You ever had any of the moments when you realise you might not be as morally clean as you'd like to think?
At the moment, I'm in third year of university. Dissertation deadline impending, major projects all over the place, all that sort of stuff. I usually don't have much faith in my own abilities. I've been procrastinating more than often, that much I admit. Honestly, there are reasons beyond laziness for that. My personal and mental problems have been getting in the way, and I have enough experience with them to know that it's better to wait for the storm to pass and make up for lost time when possible than to try and work through it. Not that my damn lecturers understand even a bit of that...

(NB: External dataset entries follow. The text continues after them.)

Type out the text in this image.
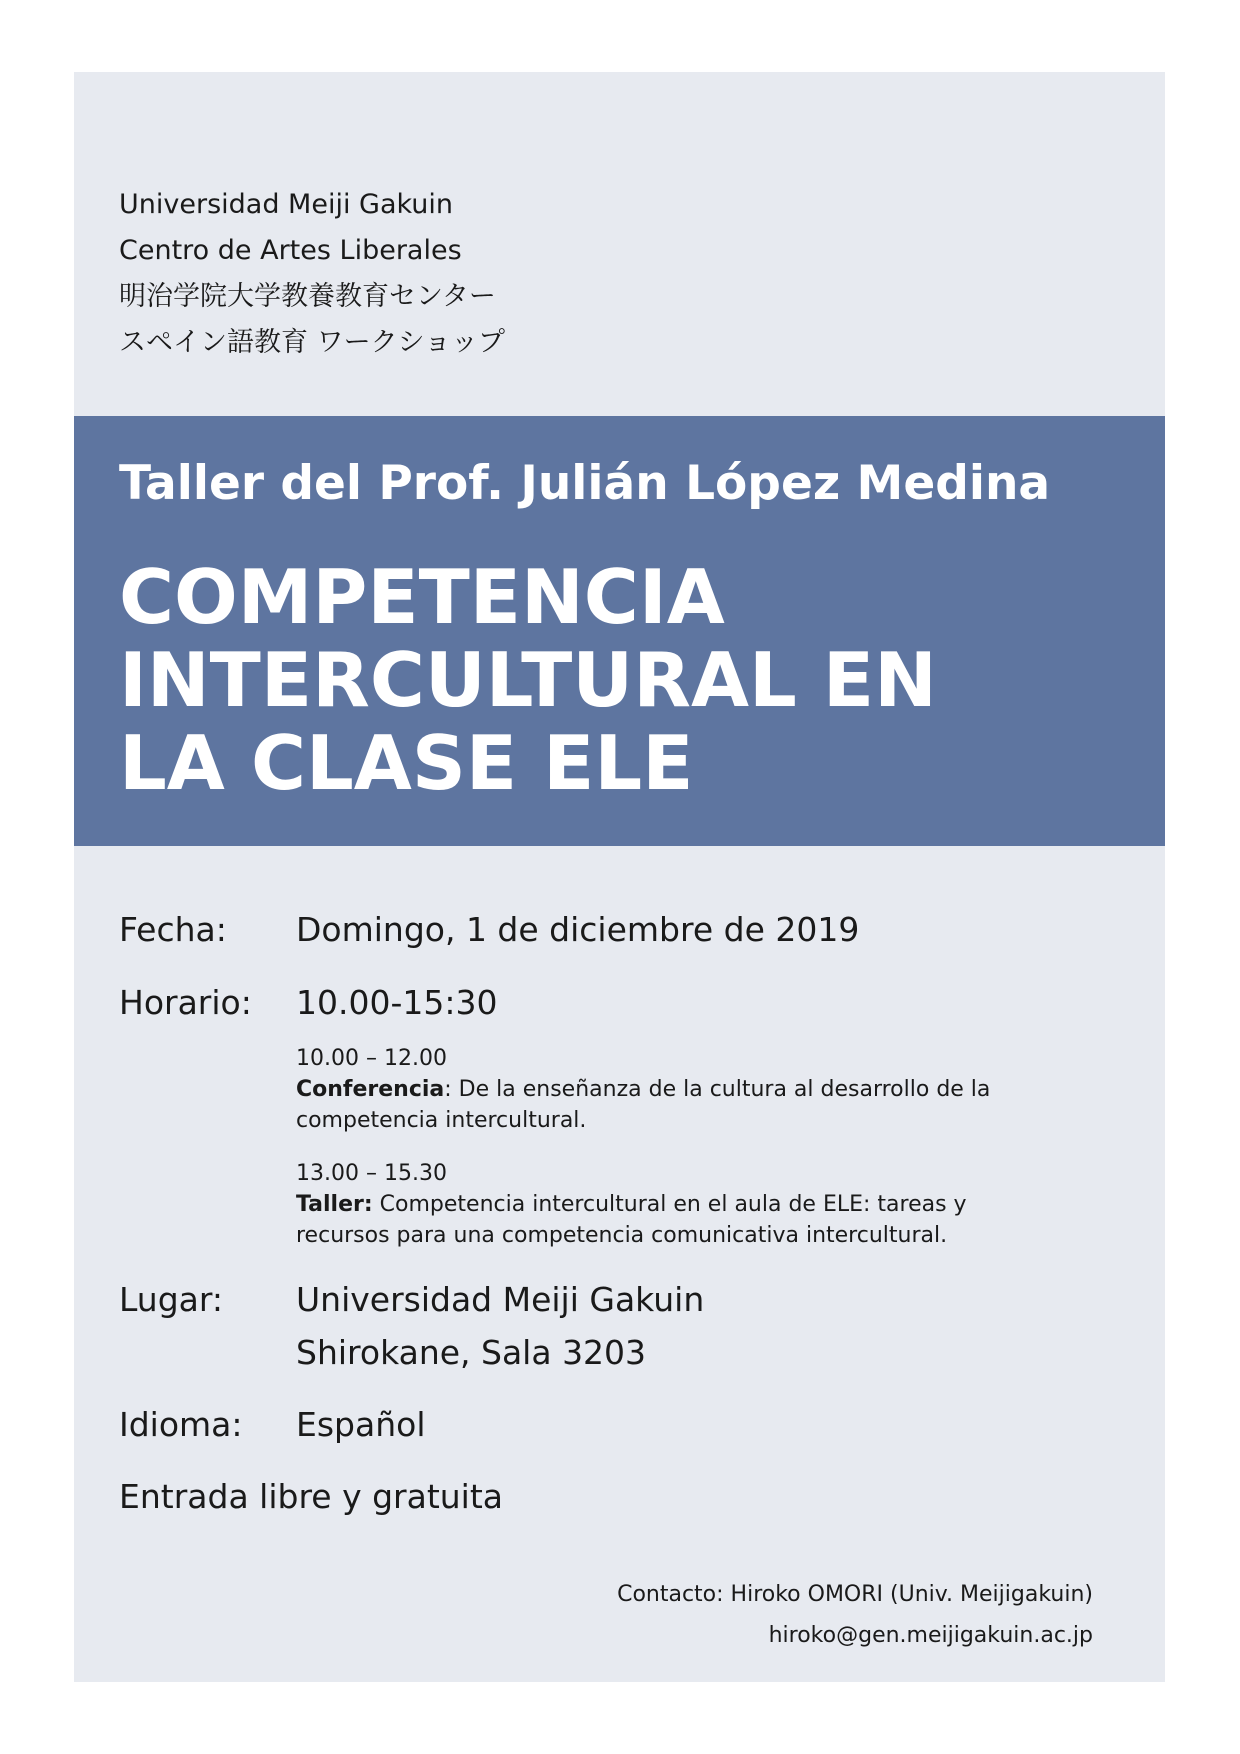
Universidad Meiji Gakuin
Centro de Artes Liberales
明治学院大学教養教育センター
スペイン語教育 ワークショップ
Taller del Prof. Julián López Medina
COMPETENCIA
INTERCULTURAL EN
LA CLASE ELE
Fecha: Domingo, 1 de diciembre de 2019
Horario: 10.00-15:30
10.00 – 12.00
Conferencia: De la enseñanza de la cultura al desarrollo de la competencia intercultural.
13.00 – 15.30
Taller: Competencia intercultural en el aula de ELE: tareas y recursos para una competencia comunicativa intercultural.
Lugar: Universidad Meiji Gakuin
Shirokane, Sala 3203
Idioma: Español
Entrada libre y gratuita
Contacto: Hiroko OMORI (Univ. Meijigakuin)
hiroko@gen.meijigakuin.ac.jp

However, I've found out through social networking that most of my colleagues are not anywhere close to finished yet, whereas I have already submitted a first draft for feedback. I had thought I had left it a little late, but clearly I'm doing better in relation than I had thought.

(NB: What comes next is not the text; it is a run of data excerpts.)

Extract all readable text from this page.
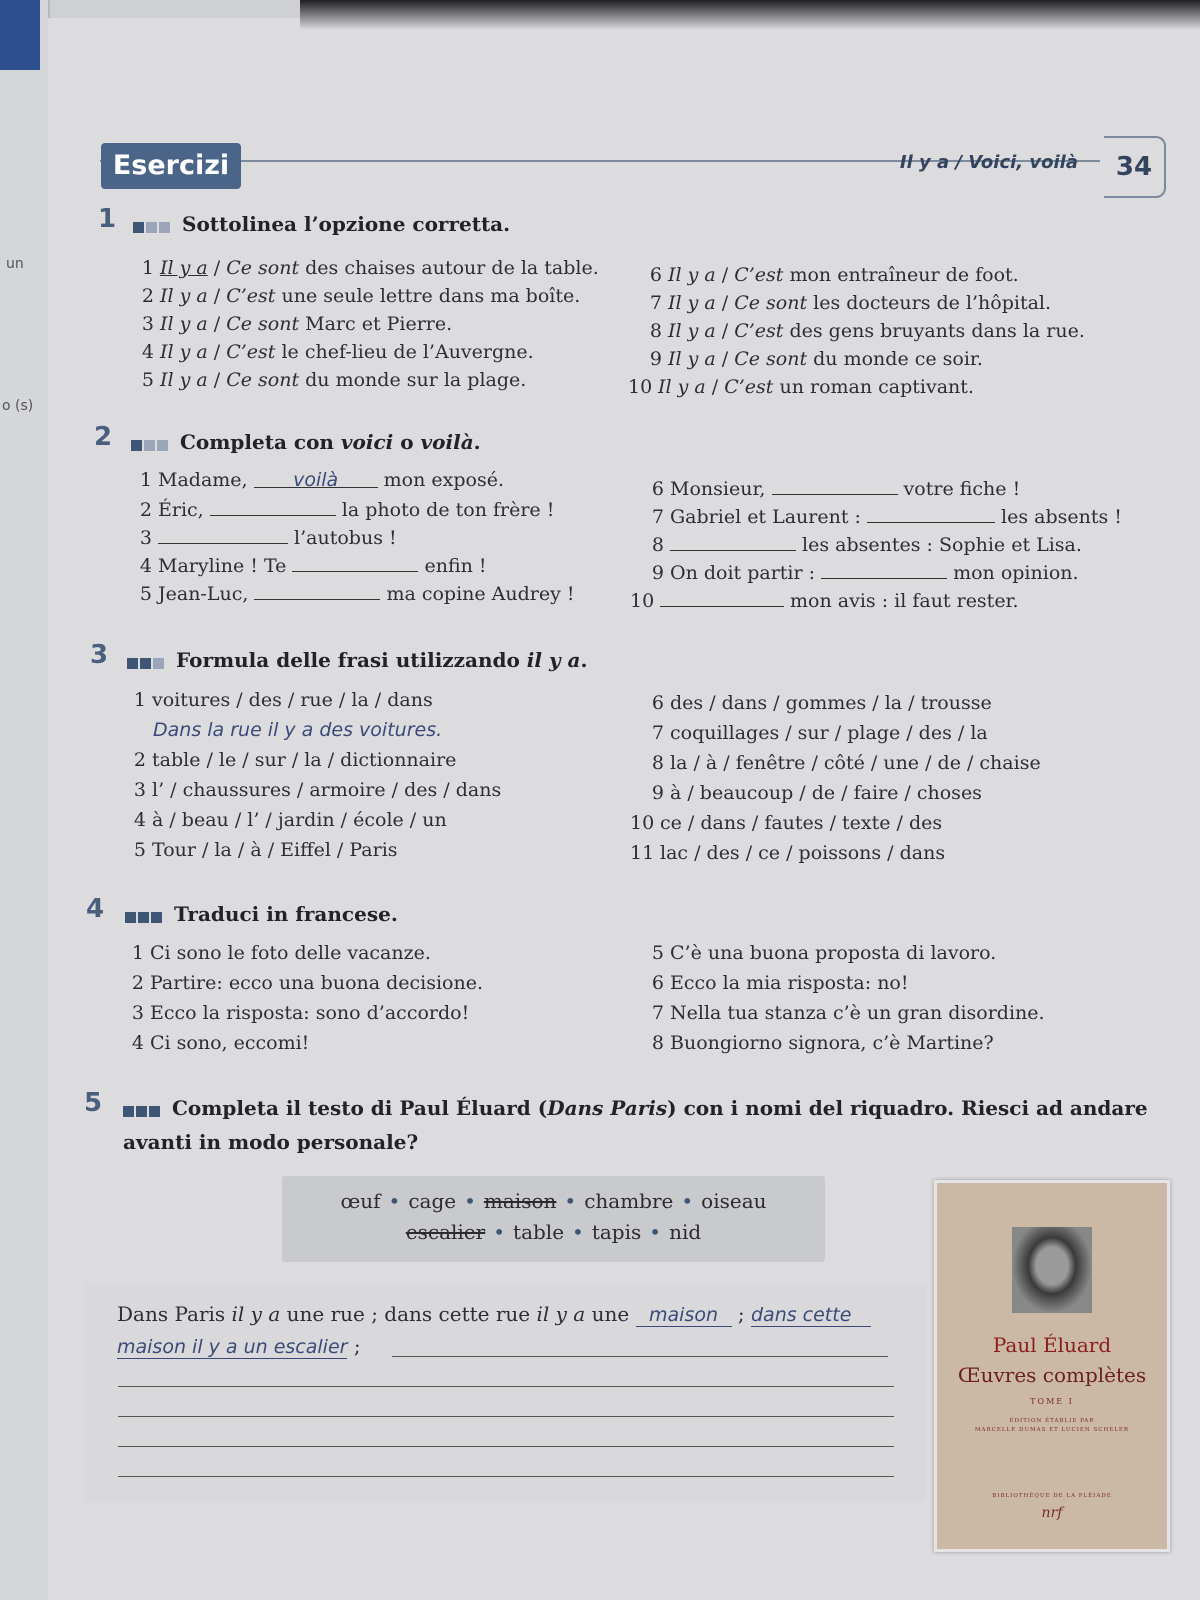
un
o (s)
Esercizi	Il y a / Voici, voilà	34
1	Sottolinea l’opzione corretta.
1 Il y a / Ce sont des chaises autour de la table.
2 Il y a / C’est une seule lettre dans ma boîte.
3 Il y a / Ce sont Marc et Pierre.
4 Il y a / C’est le chef-lieu de l’Auvergne.
5 Il y a / Ce sont du monde sur la plage.
6 Il y a / C’est mon entraîneur de foot.
7 Il y a / Ce sont les docteurs de l’hôpital.
8 Il y a / C’est des gens bruyants dans la rue.
9 Il y a / Ce sont du monde ce soir.
10 Il y a / C’est un roman captivant.
2	Completa con voici o voilà.
1 Madame, voilà mon exposé.
2 Éric,	la photo de ton frère !
3	l’autobus !
4 Maryline ! Te	enfin !
5 Jean-Luc,	ma copine Audrey !
6 Monsieur,	votre fiche !
7 Gabriel et Laurent :	les absents !
8	les absentes : Sophie et Lisa.
9 On doit partir :	mon opinion.
10	mon avis : il faut rester.
3	Formula delle frasi utilizzando il y a.
Dans la rue il y a des voitures.
1 voitures / des / rue / la / dans
2 table / le / sur / la / dictionnaire
3 l’ / chaussures / armoire / des / dans
4 à / beau / l’ / jardin / école / un
5 Tour / la / à / Eiffel / Paris
6 des / dans / gommes / la / trousse
7 coquillages / sur / plage / des / la
8 la / à / fenêtre / côté / une / de / chaise
9 à / beaucoup / de / faire / choses
10 ce / dans / fautes / texte / des
11 lac / des / ce / poissons / dans
4	Traduci in francese.
1 Ci sono le foto delle vacanze.
2 Partire: ecco una buona decisione.
3 Ecco la risposta: sono d’accordo!
4 Ci sono, eccomi!
5 C’è una buona proposta di lavoro.
6 Ecco la mia risposta: no!
7 Nella tua stanza c’è un gran disordine.
8 Buongiorno signora, c’è Martine?
5	Completa il testo di Paul Éluard (Dans Paris) con i nomi del riquadro. Riesci ad andare
avanti in modo personale?
œuf • cage • maison • chambre • oiseau
escalier • table • tapis • nid
Dans Paris il y a une rue ; dans cette rue il y a une maison ; dans cette
maison il y a un escalier ;	Paul Éluard
Œuvres complètes
TOME I
ÉDITION ÉTABLIE PAR
MARCELLE DUMAS ET LUCIEN SCHELER
BIBLIOTHÈQUE DE LA PLÉIADE
nrf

This pleases me. I feel like, knowing how harsh academic pressure can be on a mind, I should not be taking such a high level of pleasure in their obstacles. Sure, they'll get it done. They always seem to do so without breaking a sweat, but for now, it's nice to know that I, whom they would insult for my coping mechanisms, have gotten ahead of them.
And yet, reading that paragraph back, I feel like the nerdy, unlikable asshole from a high school comedy. I'd feel a lot more guilty if I could help it at all.
Captcha: Creative process. How fitting.